Iceland President: "Ours is a victory for the whole of sport"
Gudni Johannesson – who was elected Iceland’s new president on the weekend – spoke exclusively to AS just hours after his country's historic 2-1 defeat of England.
What are your thoughts on Iceland’s historic victory over England? It was enormous, a great success. There aren’t any words to describe what we did. We’ve had great victories in Icelandic sport before and it’s never easy to compare them, but in terms of magnitude and global interest, I would say this is the best sporting triumph in our country’s history.
Is the mental strength we’ve seen from this Iceland team characteristic of all Icelandic people? Icelandic people are like that, there’s no doubting it. We’re a small nation, and we have our logistical disadvantages, but in sport we all pull together. Even if we had lost to England, the players would have gone home as heroes.
Can you beat France? Why not! We’re really looking forward to that game now. If we beat England, then we can do it against France too, although be it in their own backyard in front of their own fans.
You were at the game in Nice, are you going to be supporting the team in Saint Denis? I’ll try to be. I’m going to have to set aside a space in my agenda as no one thought we’d ever get this far. Yeah, I’m sure I’ll go.
"Although you might be small, you can still do great things"

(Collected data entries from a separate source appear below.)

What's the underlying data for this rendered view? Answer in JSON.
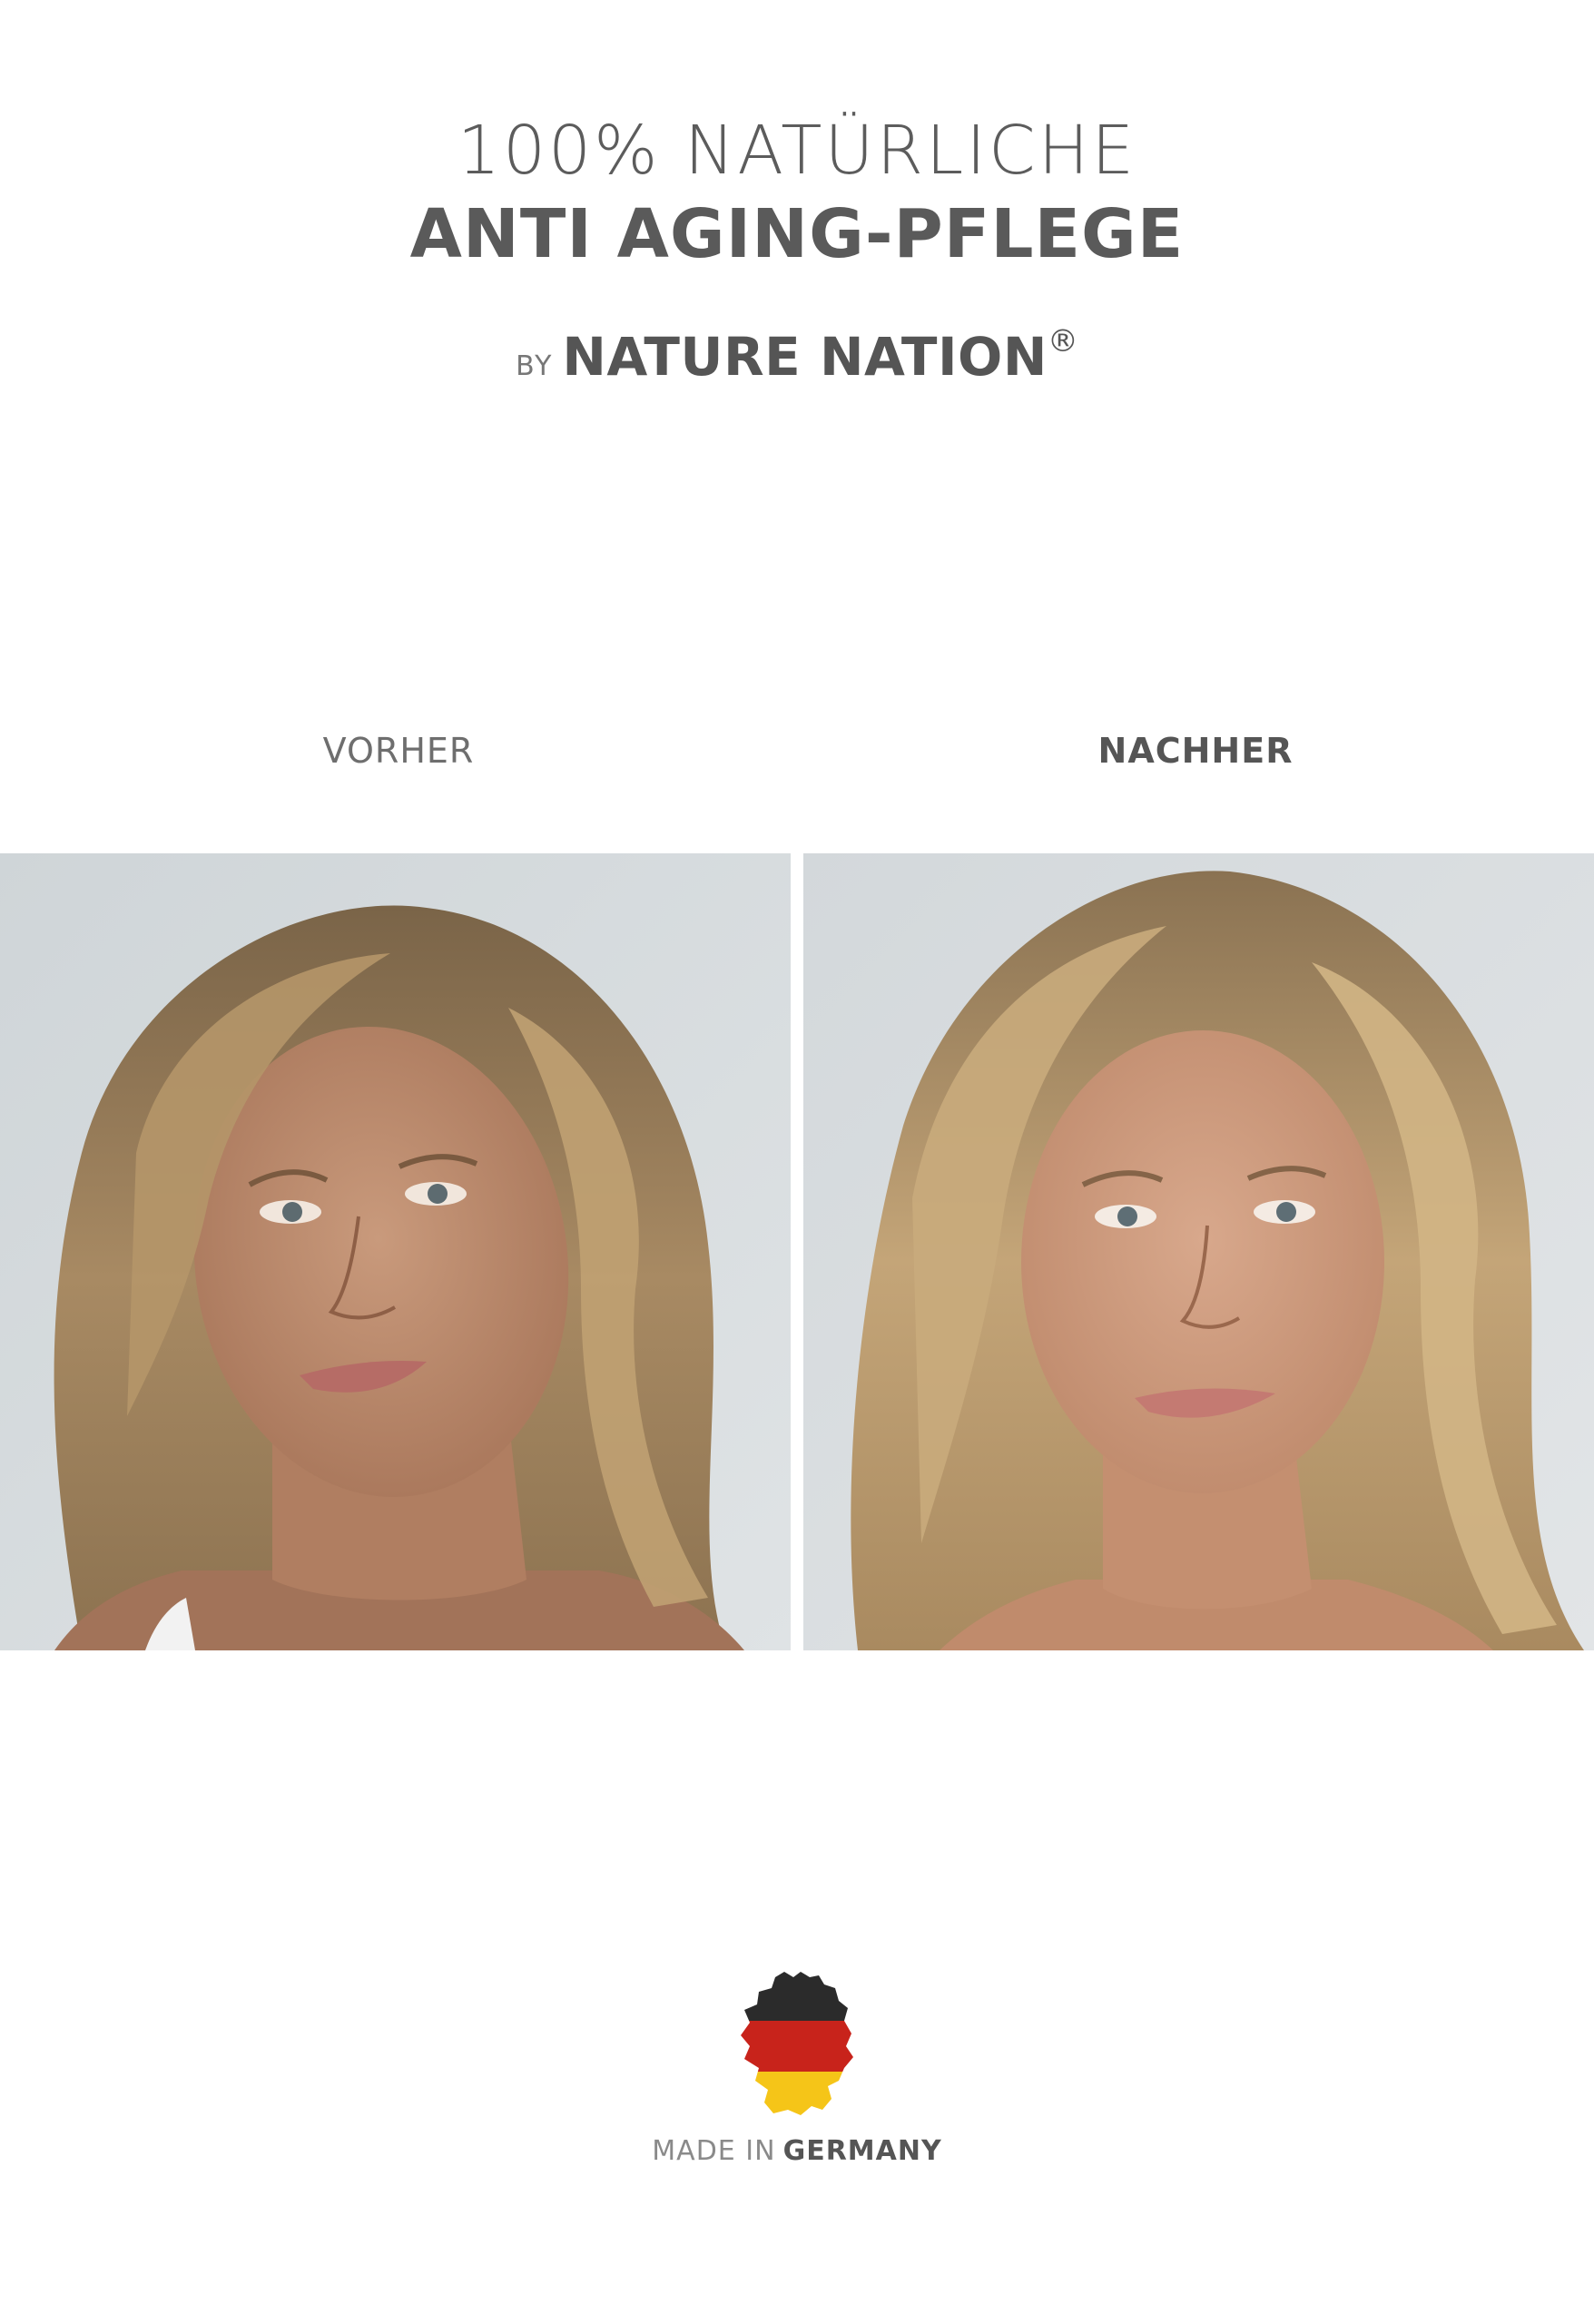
{
  "header": {
    "headline_line1": "100% NATÜRLICHE",
    "headline_line2": "ANTI AGING-PFLEGE",
    "by_label": "BY",
    "brand_name": "NATURE NATION",
    "registered_mark": "®"
  },
  "comparison": {
    "before_label": "VORHER",
    "after_label": "NACHHER"
  },
  "footer": {
    "made_in_light": "MADE IN",
    "made_in_bold": "GERMANY",
    "map_icon": "germany-flag-map-icon",
    "flag_colors": [
      "#2b2b2b",
      "#c8231b",
      "#f5c518"
    ]
  },
  "colors": {
    "text_dark": "#555555",
    "text_light": "#8a8a8a",
    "background": "#ffffff",
    "photo_background": "#d4d9dc"
  }
}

Do you think Iceland’s success at the Euros has transcended sport? Ours is a victory for sport as a whole and a demonstration that although you might be small, you can still do great things. My message is that if you have a goal, it’s necessary to work to achieve it. Pulling together as one you can achieve anything.
It was the general elections in Iceland on the weekend and you were elected as President. Do you think the optimism in Iceland at the moment could have influenced what’s happened here in France? Yes, there’s been a sensation of optimism about the future during the election, and this is a message that has been transmitted here by the team and the fans. Icelandic people, as in the Euros, have wanted to be positive and look forward, and that is something we are all benefitting from now. The Euros has allowed us to see that if Icelandics stick together, we can do anything that we put our minds to.
How is it possible that such a small country of just 340,000 people can find themselves amongst the best football sides in Europe? When the game starts its just 11 versus 11. We are conscious of the fact that to get to where we are now, that a combination of ability, tactics, training, trust, as well as bit of luck, have all been required. We’ve also needed to be brave. That’s how we’ve done it really. When you’re brave, generally you are luckier.
99.8% of Iceland tuned into the match against England on TV. How about that!? It’s crazy. I saw the group stages on TV when I was back there campaigning. The first two matches I saw in tiny fishing villages in the north and east of the country, while the third I saw in Reykjavík. Everyone is glued, even those who aren’t interested in football or in sport. There’s a lot of national pride.